Stockport is set to benefit from a national first and Andy Burnham’s Mayoral Development Corporation, the first time MDC powers have been used to regenerate a town centre.
Greater Manchester’s leaders have outlined radical plans to ensure the city-region can thrive at a time of national uncertainty where tens of thousands of affordable homes are planned.
Transformation in Stockport could be taken to the next level when Greater Manchester leaders meet on Friday (11th January).
The Mayor is to work with Stockport Council to bring forward a Mayoral Development Corporation (MDC) for the town which will look to unlock development sites and accelerate the speed of transformation within Stockport’s Town Centre.
It is the first time MDC powers have been used to regenerate a town centre.
Key to this is Stockport Council’s vision for Town Centre West, an urban village that would adapt the town centre to meet changing demands nationally.
As a walkable neighbourhood in the heart of Stockport, it’s hoped that Town Centre West will become Greater Manchester’s newest, greenest and coolest affordable urban neighbourhood.
It will provide a choice of homes and workspace where residents and business will have enviable access to public transport and be amongst the best connected in the region.
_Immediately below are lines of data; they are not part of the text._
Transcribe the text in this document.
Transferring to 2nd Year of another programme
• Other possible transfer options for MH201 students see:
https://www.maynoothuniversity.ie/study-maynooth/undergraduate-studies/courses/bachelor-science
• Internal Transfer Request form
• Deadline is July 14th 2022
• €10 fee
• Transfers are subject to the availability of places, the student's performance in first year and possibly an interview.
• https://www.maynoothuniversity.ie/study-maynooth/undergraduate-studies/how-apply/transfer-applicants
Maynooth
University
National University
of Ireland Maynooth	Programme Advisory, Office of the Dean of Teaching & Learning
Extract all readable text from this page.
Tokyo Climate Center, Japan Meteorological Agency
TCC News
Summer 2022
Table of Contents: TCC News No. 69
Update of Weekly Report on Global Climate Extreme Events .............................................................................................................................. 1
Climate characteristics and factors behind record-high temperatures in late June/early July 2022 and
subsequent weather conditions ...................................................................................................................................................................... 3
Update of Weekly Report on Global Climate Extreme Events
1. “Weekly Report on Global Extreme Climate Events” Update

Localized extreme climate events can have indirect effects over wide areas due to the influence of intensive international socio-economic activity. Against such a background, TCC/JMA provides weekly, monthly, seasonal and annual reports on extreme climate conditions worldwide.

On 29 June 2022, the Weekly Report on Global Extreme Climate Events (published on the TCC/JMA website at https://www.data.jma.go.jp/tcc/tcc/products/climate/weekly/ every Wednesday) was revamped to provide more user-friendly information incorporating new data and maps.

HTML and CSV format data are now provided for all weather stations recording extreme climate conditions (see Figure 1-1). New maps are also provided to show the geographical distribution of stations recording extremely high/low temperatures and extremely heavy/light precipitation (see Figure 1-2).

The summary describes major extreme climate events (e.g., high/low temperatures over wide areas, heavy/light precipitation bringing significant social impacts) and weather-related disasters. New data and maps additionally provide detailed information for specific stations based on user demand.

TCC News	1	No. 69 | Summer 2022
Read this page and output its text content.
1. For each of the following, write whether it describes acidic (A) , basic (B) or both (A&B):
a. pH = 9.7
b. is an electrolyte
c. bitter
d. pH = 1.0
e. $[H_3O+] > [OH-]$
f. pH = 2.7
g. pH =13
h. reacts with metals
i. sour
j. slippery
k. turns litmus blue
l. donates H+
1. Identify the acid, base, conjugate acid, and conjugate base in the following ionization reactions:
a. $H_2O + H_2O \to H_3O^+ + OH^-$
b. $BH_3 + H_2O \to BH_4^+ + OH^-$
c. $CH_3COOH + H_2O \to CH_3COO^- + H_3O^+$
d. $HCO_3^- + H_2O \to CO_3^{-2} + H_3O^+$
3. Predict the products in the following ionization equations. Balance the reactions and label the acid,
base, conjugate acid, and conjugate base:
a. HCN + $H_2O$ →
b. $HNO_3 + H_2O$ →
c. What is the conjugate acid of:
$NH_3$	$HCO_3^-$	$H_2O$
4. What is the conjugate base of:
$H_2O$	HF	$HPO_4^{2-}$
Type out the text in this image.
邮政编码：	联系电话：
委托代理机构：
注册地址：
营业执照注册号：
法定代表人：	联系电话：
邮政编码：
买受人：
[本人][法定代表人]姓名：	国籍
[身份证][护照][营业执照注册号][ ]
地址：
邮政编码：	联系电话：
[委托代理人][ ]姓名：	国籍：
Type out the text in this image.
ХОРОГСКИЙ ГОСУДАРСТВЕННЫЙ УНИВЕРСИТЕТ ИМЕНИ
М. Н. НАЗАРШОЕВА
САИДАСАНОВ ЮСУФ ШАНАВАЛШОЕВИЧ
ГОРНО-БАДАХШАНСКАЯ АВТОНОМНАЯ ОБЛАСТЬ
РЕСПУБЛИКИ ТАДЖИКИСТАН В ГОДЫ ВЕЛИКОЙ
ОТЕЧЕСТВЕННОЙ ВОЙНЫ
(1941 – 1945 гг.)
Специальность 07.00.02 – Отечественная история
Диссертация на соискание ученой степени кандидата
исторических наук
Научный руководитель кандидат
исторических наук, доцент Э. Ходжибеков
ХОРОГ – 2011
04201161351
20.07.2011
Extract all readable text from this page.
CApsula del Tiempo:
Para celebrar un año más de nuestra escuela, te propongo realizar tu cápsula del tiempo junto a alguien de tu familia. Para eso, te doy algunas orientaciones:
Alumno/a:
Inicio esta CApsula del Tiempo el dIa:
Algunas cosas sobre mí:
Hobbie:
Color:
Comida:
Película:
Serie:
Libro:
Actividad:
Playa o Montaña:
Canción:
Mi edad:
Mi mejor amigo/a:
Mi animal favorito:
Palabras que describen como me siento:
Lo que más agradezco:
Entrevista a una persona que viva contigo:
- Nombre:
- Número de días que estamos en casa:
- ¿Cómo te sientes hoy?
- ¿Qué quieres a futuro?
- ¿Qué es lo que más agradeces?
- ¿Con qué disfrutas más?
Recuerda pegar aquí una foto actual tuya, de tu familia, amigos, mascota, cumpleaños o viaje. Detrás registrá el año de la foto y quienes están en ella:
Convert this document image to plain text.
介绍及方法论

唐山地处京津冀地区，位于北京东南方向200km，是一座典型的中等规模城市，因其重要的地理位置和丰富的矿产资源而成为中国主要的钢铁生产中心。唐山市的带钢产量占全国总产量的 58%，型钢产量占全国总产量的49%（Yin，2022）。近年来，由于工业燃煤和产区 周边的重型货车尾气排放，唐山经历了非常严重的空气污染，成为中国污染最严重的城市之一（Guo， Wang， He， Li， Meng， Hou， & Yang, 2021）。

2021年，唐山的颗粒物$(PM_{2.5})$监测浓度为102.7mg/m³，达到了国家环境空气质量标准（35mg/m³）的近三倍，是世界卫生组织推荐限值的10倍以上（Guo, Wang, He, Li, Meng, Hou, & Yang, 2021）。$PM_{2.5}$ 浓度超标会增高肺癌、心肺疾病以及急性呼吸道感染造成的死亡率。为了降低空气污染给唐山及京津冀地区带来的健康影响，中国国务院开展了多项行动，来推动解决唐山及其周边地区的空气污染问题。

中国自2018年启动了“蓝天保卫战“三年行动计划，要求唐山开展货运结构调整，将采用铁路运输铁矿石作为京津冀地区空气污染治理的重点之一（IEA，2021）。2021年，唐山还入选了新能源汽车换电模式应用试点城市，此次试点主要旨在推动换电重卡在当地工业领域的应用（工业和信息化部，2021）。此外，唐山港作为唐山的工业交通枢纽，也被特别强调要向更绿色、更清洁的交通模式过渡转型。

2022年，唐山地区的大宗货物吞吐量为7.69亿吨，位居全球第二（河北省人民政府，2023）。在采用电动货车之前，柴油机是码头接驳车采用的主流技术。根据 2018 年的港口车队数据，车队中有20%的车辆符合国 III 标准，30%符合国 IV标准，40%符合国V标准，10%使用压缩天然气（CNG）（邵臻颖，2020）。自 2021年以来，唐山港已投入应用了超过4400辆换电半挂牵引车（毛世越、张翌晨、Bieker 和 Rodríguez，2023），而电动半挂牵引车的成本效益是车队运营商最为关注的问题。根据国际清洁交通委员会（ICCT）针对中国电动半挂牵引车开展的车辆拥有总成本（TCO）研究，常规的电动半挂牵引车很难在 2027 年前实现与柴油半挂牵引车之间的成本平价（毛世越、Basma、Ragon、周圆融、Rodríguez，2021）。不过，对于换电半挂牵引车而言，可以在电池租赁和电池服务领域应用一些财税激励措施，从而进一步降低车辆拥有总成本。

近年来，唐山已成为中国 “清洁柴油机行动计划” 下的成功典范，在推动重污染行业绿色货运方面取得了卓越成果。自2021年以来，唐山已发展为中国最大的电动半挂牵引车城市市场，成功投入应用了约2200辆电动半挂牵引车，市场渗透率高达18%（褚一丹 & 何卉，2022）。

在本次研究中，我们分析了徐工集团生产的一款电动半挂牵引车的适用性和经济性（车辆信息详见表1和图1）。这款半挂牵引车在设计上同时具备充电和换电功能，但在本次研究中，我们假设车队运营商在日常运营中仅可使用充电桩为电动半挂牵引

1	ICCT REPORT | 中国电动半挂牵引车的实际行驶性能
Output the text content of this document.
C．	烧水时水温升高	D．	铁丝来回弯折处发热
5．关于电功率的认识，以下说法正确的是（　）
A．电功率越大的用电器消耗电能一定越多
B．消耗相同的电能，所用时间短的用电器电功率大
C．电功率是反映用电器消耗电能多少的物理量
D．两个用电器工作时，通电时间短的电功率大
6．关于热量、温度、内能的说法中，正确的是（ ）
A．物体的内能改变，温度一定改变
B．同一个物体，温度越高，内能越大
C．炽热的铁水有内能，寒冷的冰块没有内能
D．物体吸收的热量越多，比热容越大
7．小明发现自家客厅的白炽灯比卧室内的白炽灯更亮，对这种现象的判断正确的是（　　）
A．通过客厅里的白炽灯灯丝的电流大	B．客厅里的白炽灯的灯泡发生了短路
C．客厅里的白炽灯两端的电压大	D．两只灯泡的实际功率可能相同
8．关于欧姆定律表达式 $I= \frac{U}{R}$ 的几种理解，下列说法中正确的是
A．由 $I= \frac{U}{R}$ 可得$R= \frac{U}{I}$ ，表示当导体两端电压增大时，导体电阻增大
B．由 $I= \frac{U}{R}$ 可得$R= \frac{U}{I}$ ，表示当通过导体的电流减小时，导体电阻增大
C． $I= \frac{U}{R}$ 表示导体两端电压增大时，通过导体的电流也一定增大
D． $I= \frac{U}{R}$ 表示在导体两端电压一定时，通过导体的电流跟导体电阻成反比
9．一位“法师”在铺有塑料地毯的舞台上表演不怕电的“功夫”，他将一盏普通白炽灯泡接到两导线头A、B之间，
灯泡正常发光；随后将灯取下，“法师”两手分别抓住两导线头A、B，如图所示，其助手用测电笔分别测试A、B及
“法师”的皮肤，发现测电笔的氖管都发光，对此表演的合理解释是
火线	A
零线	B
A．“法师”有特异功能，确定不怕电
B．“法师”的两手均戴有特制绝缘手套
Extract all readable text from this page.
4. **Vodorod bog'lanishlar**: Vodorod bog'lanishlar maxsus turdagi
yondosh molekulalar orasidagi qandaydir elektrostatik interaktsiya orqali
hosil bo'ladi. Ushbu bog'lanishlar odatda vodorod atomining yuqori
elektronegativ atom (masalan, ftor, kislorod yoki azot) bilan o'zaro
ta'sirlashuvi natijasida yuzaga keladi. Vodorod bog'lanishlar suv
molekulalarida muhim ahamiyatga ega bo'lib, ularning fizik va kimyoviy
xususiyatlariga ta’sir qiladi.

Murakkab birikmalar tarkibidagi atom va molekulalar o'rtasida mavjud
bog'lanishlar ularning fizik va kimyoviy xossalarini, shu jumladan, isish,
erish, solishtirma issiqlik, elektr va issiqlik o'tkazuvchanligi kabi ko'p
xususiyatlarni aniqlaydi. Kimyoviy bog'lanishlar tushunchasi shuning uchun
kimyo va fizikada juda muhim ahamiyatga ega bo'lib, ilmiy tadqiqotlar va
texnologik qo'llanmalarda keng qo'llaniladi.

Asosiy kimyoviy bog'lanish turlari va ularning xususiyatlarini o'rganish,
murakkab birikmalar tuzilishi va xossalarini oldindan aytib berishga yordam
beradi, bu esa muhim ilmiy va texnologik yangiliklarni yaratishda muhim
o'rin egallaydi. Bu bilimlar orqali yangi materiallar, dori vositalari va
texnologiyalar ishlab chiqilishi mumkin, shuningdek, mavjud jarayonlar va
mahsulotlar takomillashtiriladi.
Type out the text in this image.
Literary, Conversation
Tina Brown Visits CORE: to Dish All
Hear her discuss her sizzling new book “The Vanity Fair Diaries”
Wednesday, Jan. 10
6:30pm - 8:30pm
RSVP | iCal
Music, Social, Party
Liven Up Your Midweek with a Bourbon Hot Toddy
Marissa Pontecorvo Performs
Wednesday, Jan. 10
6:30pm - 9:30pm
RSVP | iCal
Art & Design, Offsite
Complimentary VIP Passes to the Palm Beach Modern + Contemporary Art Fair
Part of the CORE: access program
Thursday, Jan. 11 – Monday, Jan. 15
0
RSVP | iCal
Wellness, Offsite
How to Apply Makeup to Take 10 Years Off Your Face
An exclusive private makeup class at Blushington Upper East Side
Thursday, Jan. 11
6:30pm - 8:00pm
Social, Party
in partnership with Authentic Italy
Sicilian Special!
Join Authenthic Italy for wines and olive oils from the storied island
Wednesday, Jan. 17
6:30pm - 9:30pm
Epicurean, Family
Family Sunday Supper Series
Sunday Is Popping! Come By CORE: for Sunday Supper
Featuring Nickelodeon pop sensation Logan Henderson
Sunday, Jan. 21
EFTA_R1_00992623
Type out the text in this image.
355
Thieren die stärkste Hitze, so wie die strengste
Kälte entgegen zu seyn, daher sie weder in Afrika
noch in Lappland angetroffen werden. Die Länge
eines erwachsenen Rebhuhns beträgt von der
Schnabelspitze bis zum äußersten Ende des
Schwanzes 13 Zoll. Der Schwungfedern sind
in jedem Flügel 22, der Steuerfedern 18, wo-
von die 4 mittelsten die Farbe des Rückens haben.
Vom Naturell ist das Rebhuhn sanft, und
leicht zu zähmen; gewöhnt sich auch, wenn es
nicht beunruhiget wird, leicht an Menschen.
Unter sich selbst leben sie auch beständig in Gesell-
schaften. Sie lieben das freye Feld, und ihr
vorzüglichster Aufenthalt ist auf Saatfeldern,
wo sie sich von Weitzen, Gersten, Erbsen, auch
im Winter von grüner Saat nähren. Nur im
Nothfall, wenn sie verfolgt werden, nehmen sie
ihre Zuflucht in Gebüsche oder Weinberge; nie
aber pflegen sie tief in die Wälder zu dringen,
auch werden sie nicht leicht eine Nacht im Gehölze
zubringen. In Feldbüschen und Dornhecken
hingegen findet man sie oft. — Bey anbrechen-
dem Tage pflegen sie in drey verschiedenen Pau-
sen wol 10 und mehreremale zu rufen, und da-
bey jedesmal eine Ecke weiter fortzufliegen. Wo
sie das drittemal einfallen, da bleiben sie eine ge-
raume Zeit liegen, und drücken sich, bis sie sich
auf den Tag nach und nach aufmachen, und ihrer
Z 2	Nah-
And as Stockport’s popularity as somewhere to live grows, new homes on brownfield sites across the borough become a priority, with developments like the Former Sorting Office site on the A6 already planned to start on site soon. This means Stockport has significantly reduced the amount of land they need to release for development in the Green Belt.
At the same time the Council wants to bring new homes across all tenures, and all of the supporting amenities, into the town centre, giving more people the chance to come and live in the heart of Stockport.
Councillor Kate Butler, Stockport Council’s Cabinet Member for Economy and Regeneration said:
“We need to bring new homes into Stockport for the future, but are doing all we can to protect our borough’s green spaces. The Mayoral Development Corporation will help drive these developments shaping the future of our town.
“As these plans for the MDC develop, we’d like residents and businesses to have their say for how it would bring change to our town centre.”
If consultation for the MDC is given the go-ahead by leaders at the meeting on Friday, residents and businesses will be able to have their say on these important documents. An online consultation will also be launched asking for your views on the MDC, as well as writing to all of the businesses in the Town Centre West area.
Greater Manchester’s Plan for Jobs, Homes and the Environment – the Greater Manchester Spatial Framework (GMSF) – has been radically rewritten and the net loss of green belt has been reduced by more than half.
At the same time, leaders are also focusing on:
- plans for transport links for people to get around the city-region
- improvements to the environment to clean up our air, and
- new opportunities for people to access great jobs by attracting the best companies and building our citizens’ skills.
The Mayor said:
“In this time of national social and economic uncertainty, and with politics in Westminster paralysed by Brexit, Greater Manchester is taking the initiative and setting out an innovative blueprint to give people, communities and businesses hope and confidence for the future.
“When we consulted people on the first spatial framework, the public were clear that we hadn’t got the balance right. We listened, reflected, and can now present a radical re-write as promised. It also lays the foundations for radical reform in other policy areas such as housing, the environment and transport.
“Together, we are harnessing the full power of the most advanced devolution deal of any city-region in England for the benefit of our three million residents. And we are putting together the pieces of the jigsaw to reveal the big picture – a Greater Manchester where prosperity, opportunity, health, hope and happiness are widely and fairly shared across all our people and places.”
As demonstrated over Christmas, towns across the country are struggling under an old model as hotspots for shopping and commerce with footfall declining and consumers instead opting to shop online. Greater Manchester’s planned reinvention of these well-developed and well-connected urban spaces ushers in a bold new era for swathes of the city-region.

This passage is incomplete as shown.